First it was the robber barons, and then came the rum runners.
Canada had a great reputation for law and order, as long as you didn’t look under the table.
“How did you discover all this?” she asked.
He opened his mouth to reply, but needed a moment to marshal his thoughts.
“The reason this one small cartel dominates all the others is because the person who runs it has made sure they’re invisible. And, if spotted, is dismissed as unimportant. As we did,” he admitted. “This is a structure that’s been years in the making. Simple. Lean. It’s carefully constructed and all but transparent.”
“A glass house, Chief Superintendent?” asked the judge, but he didn’t smile.
“Yes.

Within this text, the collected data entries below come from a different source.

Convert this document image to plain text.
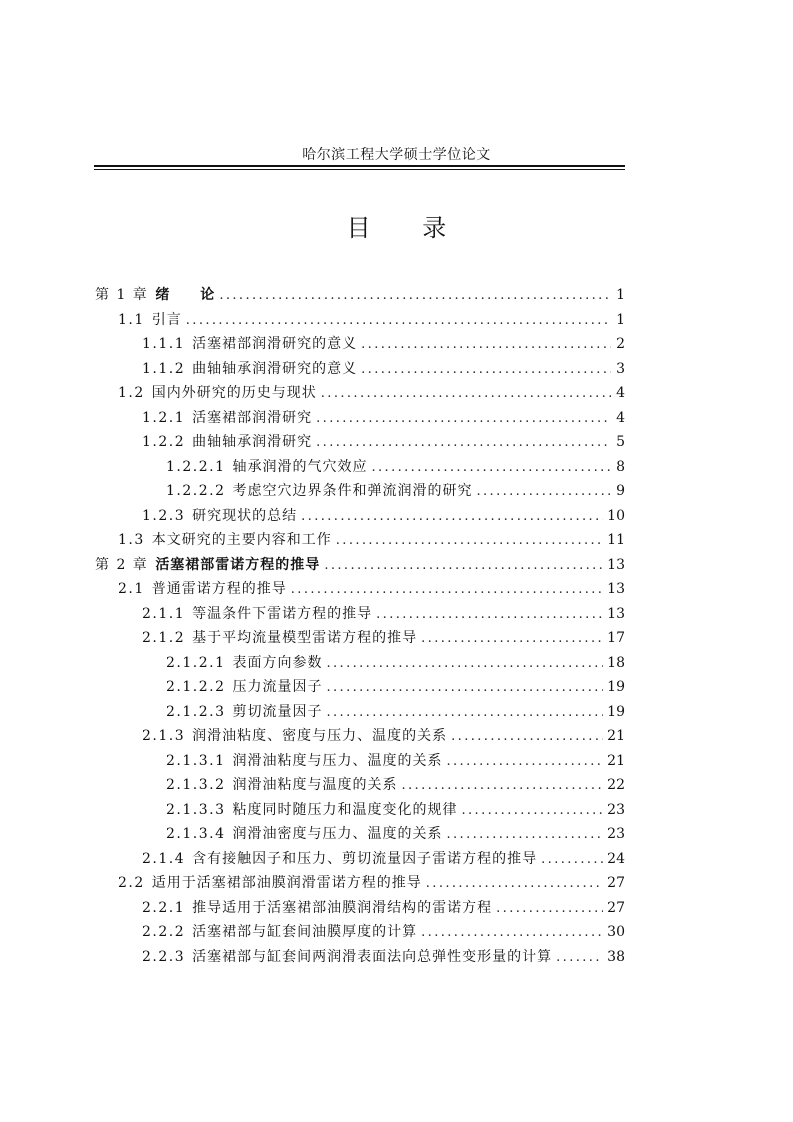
哈尔滨工程大学硕士学位论文
目 录
第 1 章 绪　　论 .....	1
1.1 引言 .....	1
1.1.1 活塞裙部润滑研究的意义 .....	2
1.1.2 曲轴轴承润滑研究的意义 .....	3
1.2 国内外研究的历史与现状 .....	4
1.2.1 活塞裙部润滑研究 .....	4
1.2.2 曲轴轴承润滑研究 .....	5
1.2.2.1 轴承润滑的气穴效应 .....	8
1.2.2.2 考虑空穴边界条件和弹流润滑的研究 .....	9
1.2.3 研究现状的总结 .....	10
1.3 本文研究的主要内容和工作 .....	11
第 2 章 活塞裙部雷诺方程的推导 .....	13
2.1 普通雷诺方程的推导 .....	13
2.1.1 等温条件下雷诺方程的推导 .....	13
2.1.2 基于平均流量模型雷诺方程的推导 .....	17
2.1.2.1 表面方向参数 .....	18
2.1.2.2 压力流量因子 .....	19
2.1.2.3 剪切流量因子 .....	19
2.1.3 润滑油粘度、密度与压力、温度的关系 .....	21
2.1.3.1 润滑油粘度与压力、温度的关系 .....	21
2.1.3.2 润滑油粘度与温度的关系 .....	22
2.1.3.3 粘度同时随压力和温度变化的规律 .....	23
2.1.3.4 润滑油密度与压力、温度的关系 .....	23
2.1.4 含有接触因子和压力、剪切流量因子雷诺方程的推导 .....	24
2.2 适用于活塞裙部油膜润滑雷诺方程的推导 .....	27
2.2.1 推导适用于活塞裙部油膜润滑结构的雷诺方程 .....	27
2.2.2 活塞裙部与缸套间油膜厚度的计算 .....	30
2.2.3 活塞裙部与缸套间两润滑表面法向总弹性变形量的计算 .....	38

It’s there, but not there. And it’s almost unassailable. It’s able, above all else, to hide. Not behind cigar smoke in some greasy dive, or in a fortress estate. But in plain view. Unrecognized for what it is.”
“The devil among us,” said Zalmanowitz.
Corriveau turned a jaundiced eye on him, dismissing this romantic and unhelpful statement. But then she remembered the photo, shown in her courtroom. Blown up to twice life-size.